On that same day, at St. Edward the Confessor Church just down the road two young ladies, sisters, had their funeral, the result of a tragic automobile accident the weekend before. I did not know them, but they were both graduates of Newark Catholic High School. I am sure that the service was an emotional service. Both women had long lives ahead of them cut short by a driver of another car crossing the center line.
When this thought came to me, I stopped and offered a prayer for them and their family. Then it occurred to me that every person laid to rest underneath my feet, from the first infant to Mr. Bryant, were similarly mourned by loved ones. No matter the cause of death, the passing of our loved ones is a sad affair.
In time, the relatives of the men and women buried at the Old Colony Grounds passed away as well. For some of the oldest burials, many generations of mourners have, in time, been the ones mourned.
My father passed away five years after my mother. He was a man of deep faith but in his times of doubt he would ask, “Will I see your mother again?” In time, the memories that my siblings and I have for our wonderful parents will pass when we do.

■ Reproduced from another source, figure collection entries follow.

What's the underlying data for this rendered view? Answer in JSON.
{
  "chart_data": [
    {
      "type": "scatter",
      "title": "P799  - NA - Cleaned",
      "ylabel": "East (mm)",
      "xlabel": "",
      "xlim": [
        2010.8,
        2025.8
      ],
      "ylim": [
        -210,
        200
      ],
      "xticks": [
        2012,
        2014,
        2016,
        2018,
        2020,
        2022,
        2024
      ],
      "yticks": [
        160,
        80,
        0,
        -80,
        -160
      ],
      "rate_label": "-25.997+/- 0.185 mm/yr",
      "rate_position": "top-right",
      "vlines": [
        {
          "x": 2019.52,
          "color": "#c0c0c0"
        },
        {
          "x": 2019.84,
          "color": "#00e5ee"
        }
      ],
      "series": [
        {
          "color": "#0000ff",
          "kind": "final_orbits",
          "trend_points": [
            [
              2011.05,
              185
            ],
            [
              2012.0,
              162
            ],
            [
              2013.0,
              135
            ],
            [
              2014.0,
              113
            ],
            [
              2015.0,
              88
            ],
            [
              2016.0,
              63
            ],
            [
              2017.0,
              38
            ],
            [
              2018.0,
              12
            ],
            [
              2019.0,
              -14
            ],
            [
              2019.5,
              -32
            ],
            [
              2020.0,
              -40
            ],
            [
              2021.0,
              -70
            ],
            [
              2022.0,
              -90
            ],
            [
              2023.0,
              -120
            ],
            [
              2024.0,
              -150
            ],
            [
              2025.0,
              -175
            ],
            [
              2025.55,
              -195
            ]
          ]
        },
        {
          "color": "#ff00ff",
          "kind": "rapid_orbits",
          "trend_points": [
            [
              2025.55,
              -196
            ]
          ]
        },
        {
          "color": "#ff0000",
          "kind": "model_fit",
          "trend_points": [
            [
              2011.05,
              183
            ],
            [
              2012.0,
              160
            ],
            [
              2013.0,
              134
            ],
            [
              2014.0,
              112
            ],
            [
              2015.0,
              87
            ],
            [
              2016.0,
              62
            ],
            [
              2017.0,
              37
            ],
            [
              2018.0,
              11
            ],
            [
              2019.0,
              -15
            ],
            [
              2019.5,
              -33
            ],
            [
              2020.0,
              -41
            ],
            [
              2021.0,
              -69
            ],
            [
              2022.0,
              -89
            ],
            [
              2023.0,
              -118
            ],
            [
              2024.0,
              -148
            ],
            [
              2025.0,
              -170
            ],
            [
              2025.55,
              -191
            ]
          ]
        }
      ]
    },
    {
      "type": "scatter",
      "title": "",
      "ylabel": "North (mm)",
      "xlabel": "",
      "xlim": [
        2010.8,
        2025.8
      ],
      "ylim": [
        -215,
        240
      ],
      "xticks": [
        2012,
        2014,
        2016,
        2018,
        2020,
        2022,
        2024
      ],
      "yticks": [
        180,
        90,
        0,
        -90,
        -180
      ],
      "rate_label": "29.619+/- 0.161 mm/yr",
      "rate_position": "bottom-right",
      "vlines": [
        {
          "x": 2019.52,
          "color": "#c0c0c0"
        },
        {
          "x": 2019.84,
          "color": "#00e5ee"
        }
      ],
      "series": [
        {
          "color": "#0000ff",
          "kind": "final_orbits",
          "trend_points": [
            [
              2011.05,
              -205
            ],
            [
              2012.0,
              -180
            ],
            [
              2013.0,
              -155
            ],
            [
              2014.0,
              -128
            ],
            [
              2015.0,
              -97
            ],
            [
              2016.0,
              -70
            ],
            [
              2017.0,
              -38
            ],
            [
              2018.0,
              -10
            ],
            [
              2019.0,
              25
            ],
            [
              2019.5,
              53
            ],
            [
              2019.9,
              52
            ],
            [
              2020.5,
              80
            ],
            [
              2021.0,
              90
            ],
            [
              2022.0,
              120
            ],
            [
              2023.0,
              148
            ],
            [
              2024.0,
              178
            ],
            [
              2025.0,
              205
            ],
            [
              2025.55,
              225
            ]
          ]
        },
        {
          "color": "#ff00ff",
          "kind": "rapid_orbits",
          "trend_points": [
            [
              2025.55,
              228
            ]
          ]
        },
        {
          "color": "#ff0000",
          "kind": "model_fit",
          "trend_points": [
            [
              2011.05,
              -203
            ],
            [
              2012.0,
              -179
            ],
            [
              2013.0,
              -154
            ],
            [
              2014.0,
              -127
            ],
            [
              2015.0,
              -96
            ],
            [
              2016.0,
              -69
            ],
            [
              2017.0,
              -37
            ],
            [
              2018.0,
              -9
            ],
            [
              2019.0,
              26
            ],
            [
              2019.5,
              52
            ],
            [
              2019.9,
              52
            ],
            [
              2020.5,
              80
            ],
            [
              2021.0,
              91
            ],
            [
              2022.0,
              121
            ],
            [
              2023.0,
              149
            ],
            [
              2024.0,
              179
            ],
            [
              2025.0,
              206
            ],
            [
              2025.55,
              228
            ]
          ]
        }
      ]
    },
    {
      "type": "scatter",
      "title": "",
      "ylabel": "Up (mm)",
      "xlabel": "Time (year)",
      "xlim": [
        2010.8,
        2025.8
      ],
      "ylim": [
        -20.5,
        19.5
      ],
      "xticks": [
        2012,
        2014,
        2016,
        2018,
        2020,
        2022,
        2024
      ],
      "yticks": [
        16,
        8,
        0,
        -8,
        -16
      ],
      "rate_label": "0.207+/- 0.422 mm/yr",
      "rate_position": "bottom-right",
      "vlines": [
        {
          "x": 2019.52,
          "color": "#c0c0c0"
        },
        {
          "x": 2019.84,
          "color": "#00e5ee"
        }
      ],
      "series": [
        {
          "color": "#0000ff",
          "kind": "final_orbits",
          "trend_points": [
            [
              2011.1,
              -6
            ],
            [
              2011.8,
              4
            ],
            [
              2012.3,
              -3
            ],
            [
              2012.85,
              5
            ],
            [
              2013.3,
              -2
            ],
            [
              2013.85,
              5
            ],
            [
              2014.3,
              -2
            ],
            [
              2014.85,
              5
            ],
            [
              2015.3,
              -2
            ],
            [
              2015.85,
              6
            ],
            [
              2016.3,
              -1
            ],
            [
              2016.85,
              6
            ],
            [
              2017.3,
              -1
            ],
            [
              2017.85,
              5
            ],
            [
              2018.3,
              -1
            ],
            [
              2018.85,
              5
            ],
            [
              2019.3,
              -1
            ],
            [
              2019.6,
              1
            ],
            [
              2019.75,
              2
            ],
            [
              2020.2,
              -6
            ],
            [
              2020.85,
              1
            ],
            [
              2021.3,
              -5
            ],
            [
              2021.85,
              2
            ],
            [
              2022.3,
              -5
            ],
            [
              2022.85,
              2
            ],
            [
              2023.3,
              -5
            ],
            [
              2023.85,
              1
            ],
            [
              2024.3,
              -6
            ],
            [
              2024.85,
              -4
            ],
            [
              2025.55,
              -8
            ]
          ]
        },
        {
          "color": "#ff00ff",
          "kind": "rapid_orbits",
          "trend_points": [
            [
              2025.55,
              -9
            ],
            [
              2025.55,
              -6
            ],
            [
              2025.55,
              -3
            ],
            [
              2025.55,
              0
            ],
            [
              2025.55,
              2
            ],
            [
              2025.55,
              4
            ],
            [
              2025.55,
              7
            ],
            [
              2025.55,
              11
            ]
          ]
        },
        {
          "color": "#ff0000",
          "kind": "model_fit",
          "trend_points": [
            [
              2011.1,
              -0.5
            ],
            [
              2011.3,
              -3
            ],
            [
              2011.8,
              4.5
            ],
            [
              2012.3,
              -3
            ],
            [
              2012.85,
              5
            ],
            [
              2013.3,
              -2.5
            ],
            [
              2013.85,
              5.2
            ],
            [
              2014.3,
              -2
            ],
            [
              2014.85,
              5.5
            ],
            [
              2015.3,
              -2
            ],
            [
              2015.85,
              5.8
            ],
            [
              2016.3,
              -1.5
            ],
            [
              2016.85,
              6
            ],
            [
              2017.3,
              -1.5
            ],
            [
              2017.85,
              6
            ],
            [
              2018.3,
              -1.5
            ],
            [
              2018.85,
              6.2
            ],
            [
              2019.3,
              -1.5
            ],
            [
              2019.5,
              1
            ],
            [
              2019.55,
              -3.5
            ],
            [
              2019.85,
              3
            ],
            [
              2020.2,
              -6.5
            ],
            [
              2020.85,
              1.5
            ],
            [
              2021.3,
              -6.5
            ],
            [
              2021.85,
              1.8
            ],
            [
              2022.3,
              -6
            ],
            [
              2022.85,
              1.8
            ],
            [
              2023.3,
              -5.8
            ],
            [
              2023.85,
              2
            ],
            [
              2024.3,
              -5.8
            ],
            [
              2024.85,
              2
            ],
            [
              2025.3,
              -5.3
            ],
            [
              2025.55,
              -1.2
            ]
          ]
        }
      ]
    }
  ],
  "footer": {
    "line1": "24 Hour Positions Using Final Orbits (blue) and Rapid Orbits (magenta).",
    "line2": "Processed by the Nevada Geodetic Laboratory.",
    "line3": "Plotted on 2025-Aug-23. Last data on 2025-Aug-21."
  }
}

My grandchildren will know their names, and will have pictures of them, perhaps a piece of memorabilia. Their grandchildren will know even less. They may take an historical visit to St. Joseph Cemetery to learn the names and dates of their ancestors, but they won’t know my mom’s favorite saying, “It is what it is,” or the way my dad could tell a joke.
This is where our faith comes in to give us comfort. I have no doubt that my mother and father are reunited in death and that one day, I will be reunited with them. Perhaps I will meet my ancestors as well or residents of the graveyard in Granville. Death has an immediate sting for those who survive. Eternity with God is truly forever.